Japan to participate in talks on Pacific trade pact – Abe Tokyo’s trade talks with EU a masquerade: Ford
TOKYO, March 15, (Agencies): Prime Minister Shinzo Abe announced Friday that Japan will join talks on a Pacific trade pact that would oblige the country to open up sheltered industries including farming, long a bastion of protectionism.
The decision to seek participation in the US-led Trans-Pacific Partnership, or TPP, raised protests from farmers, who are a traditional bastion of support for Abe’s Liberal Democratic Party.
Many in Japan, however, see the pact as a way to overcome stubborn resistance to reforms essential for reviving the stagnant economy. In a national address, Abe said Japan has no choice but to opt for the growth that comes with freer trade or lose out to other countries that are capitalizing on such market opening.
“Japan has run into a big wall — low birthrate, aging and lingering deflation — and we have turned inward looking,” he said. “If Japan becomes the only one that turns inward, there is no chance for our growth. No businesses would want to invest in such a country and talented people would not be interested.”
“Joining TPP would be the beginning of a new Japan,” Abe said.
He repeatedly pledged to guard Japan’s national interest and ensure that the trade pact would benefit farmers as well as other Japanese.
“What we really should fear is doing nothing,” Abe said. “I promise you that we will guard our sovereignty as we pursue our national benefit through these negotiations.”
Despite such promises, Japan’s tariffs on farm products would likely have to come down: the average tariff on imported rice is nearly 800 percent, while rates for butter and sugar are over 300 percent.
The decision to join the talks dovetails with his “Abenomics” economic strategy, which is based on easing monetary policy, boosting public spending and longer-term reforms.
Japan’s agricultural lobby is small but politically powerful. However, after two decades of stagnation, calls by big business groups such as the Keidanren to join the trade pact or miss out on easier access to key export markets appear to have outweighed objections from farmers.
The average age of Japanese farmers is 66 and hundreds of thousands will retire in the coming years.
“If we don’t do anything about this, we cannot protect our villages or our beautiful countryside,” Abe said. “And that is the reality we face, whether or not we join TPP.”
News reports Friday said the government estimates that joining the Pacific trade agreement would boost Japan’s GDP by as much as 3 trillion yen ($31 billion) a year, equal to about 0.7 percent of GDP in the first year.
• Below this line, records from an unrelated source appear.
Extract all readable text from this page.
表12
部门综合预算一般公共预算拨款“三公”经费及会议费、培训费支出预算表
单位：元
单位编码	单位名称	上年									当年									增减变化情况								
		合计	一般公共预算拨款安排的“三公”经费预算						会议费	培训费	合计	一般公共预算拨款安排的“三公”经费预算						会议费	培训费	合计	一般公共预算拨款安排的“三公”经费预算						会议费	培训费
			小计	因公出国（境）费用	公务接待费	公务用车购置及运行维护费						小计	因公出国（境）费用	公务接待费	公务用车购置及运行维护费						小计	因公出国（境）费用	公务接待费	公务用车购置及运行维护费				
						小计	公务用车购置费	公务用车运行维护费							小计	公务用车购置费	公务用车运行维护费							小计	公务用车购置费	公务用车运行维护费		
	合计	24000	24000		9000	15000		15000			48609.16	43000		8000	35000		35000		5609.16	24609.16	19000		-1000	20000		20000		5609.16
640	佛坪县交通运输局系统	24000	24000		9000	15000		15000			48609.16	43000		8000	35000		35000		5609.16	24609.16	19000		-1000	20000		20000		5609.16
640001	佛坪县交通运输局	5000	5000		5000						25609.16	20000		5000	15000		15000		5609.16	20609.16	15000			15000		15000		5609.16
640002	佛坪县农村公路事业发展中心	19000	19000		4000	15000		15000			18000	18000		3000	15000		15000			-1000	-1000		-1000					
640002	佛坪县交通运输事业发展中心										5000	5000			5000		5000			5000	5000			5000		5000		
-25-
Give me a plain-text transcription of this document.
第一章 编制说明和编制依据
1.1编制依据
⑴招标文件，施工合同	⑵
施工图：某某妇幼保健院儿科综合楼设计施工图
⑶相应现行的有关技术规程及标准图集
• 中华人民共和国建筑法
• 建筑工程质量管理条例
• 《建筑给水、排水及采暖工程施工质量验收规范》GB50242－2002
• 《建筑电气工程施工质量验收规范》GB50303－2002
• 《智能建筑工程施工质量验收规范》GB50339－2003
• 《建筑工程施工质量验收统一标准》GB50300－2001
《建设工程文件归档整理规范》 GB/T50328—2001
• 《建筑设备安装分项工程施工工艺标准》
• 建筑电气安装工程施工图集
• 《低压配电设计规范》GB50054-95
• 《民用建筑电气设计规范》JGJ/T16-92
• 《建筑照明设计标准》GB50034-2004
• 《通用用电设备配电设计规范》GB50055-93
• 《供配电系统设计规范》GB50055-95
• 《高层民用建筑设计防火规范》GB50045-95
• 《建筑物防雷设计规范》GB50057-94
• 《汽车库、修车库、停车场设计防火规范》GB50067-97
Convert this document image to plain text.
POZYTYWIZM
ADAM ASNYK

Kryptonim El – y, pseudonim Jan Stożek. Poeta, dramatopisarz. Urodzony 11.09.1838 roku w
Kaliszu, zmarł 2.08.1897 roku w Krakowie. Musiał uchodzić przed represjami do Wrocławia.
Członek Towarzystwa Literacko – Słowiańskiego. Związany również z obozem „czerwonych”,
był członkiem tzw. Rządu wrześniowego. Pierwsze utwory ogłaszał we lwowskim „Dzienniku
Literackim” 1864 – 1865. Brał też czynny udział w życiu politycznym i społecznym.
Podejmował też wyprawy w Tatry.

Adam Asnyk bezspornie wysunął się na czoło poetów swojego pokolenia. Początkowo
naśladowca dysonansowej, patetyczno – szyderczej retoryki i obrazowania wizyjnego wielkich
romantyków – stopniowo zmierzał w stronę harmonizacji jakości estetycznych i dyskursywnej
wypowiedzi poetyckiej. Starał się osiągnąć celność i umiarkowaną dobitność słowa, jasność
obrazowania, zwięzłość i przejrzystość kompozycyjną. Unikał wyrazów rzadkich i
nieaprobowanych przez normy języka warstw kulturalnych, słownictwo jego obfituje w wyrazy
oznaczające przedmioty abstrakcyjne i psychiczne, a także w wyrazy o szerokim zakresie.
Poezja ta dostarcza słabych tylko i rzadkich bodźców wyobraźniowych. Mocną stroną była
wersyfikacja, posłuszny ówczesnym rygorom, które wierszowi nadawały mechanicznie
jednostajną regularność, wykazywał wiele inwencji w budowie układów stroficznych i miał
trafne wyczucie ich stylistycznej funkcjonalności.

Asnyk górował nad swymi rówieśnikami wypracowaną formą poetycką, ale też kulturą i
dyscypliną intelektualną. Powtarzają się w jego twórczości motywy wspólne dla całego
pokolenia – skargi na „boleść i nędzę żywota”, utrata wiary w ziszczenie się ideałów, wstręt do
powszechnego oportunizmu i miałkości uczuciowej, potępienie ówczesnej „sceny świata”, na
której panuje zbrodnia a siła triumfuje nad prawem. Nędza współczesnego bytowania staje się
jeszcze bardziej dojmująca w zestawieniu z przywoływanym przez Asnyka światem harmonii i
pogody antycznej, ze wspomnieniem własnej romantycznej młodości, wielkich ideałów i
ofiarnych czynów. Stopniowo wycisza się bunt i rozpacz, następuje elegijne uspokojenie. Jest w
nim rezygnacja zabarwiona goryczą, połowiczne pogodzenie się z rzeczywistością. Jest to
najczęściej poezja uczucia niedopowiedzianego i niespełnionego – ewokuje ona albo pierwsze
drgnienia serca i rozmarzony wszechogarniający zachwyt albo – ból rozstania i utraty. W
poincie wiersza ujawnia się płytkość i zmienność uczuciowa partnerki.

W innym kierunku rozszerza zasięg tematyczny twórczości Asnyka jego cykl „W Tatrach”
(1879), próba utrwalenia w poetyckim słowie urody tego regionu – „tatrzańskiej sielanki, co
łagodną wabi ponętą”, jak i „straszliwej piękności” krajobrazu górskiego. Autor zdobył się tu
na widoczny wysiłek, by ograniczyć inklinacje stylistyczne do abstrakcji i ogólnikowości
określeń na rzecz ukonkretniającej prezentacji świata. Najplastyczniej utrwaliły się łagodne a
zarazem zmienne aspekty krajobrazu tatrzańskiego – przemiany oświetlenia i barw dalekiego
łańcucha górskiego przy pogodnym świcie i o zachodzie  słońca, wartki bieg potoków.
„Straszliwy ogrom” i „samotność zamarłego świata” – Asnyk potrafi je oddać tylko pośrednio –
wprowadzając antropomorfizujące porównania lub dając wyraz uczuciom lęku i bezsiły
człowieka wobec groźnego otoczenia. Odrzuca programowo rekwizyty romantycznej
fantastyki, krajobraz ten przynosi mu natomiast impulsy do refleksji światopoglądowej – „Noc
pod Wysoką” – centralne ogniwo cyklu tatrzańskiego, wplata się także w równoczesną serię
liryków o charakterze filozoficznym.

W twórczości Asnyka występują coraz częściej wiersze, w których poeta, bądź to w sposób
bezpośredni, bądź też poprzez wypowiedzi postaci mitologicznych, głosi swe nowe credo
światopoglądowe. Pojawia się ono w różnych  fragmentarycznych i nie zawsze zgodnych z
With Japan’s participation, the free trade zone “would cover basically 40 percent of (world) GDP. It would be a very, very big area and it would have a significant impact,” Schulz said.
Imperative
Apart from the imperative for reforming the economy, Abe’s agreement to push ahead with trade liberalization also reflects geopolitical realities: Japan’s status as the leading US ally in Asia also swayed the decision to participate in the trade talks. That angers some groups who object to foreign influence over domestic policy, including those who view the plan as an American scheme to usurp Japan’s sovereignty.
Japan is not truly interested in opening up its economy to imports and upcoming free-trade negotiations are a “masquerade”, according to a senior executive of Ford Motor Company.
Japan is set to launch trade talks with the European Union later this month and its prime minister said on Friday it would seek to join talks on a US-led Pacific free-trade pact, which could be agreed by the end of the year.
While many EU industries from pharmaceuticals to retail support negotiations with Japan, the car sector has deep reservations, arguing any deal would be a one-way street.
Stephen Biegun, Ford vice president of international governmental affairs, told Reuters this week that Ford was a great advocate of free trade, as long as it was truly free.
“Where it becomes challenging for us is when a negotiation masquerades as a free-trade agreement,” he said in an interview in Brussels.
“In the case of (South) Korea and in particular in the case of Japan there should be no mistake about it: these can be called free-trade negotiations, but the intention of the negotiating party with Europe is not to embrace the model of two-way trade.”
Biegun said no one believed European auto exports to Japan would increase after a deal.